Все видимое пространство было наполнено горящими танками и бронемашинами. Вдалеке их было меньше, но чем ближе к вершине, тем гуще они стояли. Гаврилов прикинул, что осталось от его роты, получалось всего три-четыре танка из шестнадцати. Даже если иметь в виду и его собственный, подбитый. Больше всего их горело или просто дымило перед самыми позициями противника и вокруг. Но особенно много таких костров было в центре. А между ними горели броневики, иные сумевшие добраться почти до самой линии ячеек и артиллерийских позиций.
«Это что же такое получается?» — спросил у самого себя Гаврилов, не находя ни объяснения этой бойне, не видя ни смысла в ней, ни положительного результата.
В откинутую крышку люка звонко ударила пуля, и Гаврилов, вздрогнув, пришел в себя и сел на свое командирское сидение.

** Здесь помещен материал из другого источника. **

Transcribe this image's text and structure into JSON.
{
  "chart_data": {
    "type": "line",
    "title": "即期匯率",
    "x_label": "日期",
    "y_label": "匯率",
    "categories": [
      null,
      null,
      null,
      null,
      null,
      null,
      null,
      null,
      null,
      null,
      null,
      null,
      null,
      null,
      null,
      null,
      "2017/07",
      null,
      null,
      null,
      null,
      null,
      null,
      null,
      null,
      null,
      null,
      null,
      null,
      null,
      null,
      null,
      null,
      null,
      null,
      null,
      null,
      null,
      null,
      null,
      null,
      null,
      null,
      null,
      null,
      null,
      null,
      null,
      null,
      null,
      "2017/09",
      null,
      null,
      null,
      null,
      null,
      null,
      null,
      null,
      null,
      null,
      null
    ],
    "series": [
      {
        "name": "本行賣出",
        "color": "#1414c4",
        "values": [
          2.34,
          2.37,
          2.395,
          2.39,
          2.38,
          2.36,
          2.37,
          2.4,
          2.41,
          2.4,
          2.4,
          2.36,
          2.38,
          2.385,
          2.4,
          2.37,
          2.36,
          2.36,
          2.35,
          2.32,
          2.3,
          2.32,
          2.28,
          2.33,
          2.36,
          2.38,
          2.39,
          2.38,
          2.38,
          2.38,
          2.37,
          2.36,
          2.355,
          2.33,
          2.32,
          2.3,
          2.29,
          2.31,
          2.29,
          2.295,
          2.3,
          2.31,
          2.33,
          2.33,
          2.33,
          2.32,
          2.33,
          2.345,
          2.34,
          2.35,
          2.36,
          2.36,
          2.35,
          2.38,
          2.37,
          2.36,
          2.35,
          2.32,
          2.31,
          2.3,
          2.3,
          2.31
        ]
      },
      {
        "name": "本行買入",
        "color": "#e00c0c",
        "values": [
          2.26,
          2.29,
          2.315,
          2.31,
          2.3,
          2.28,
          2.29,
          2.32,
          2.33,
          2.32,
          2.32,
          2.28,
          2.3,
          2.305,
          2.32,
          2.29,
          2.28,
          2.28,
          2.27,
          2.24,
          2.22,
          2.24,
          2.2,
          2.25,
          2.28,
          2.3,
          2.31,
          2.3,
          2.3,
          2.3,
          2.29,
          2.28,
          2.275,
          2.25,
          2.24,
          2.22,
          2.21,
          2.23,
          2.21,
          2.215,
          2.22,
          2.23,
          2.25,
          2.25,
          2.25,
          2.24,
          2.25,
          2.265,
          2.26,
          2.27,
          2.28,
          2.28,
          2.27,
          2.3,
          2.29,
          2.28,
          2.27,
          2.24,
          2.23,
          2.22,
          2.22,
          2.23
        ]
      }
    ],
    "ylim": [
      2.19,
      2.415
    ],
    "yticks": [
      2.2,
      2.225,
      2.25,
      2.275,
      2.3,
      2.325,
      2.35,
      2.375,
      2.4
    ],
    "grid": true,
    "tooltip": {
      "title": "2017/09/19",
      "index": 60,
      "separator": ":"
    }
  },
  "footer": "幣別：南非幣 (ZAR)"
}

Затем, спохватившись, полез вниз. Сидеть в танке, представляющем прекрасную мишень для артиллеристов, было смертельно опасно. Даже пуля могла пробить бортовую броню. А за этой броней баки с горючим — выскочить не успеешь. Вывалившись через узкий нижний люк на песок, пропитанный маслом, он приказал экипажу перебраться на ближайшую японскую артиллерийскую позицию: там, вокруг орудия, имелись индивидуальные ячейки для прислуги, в которых можно отсидеться, а если противник атакует, то и отстреливаться.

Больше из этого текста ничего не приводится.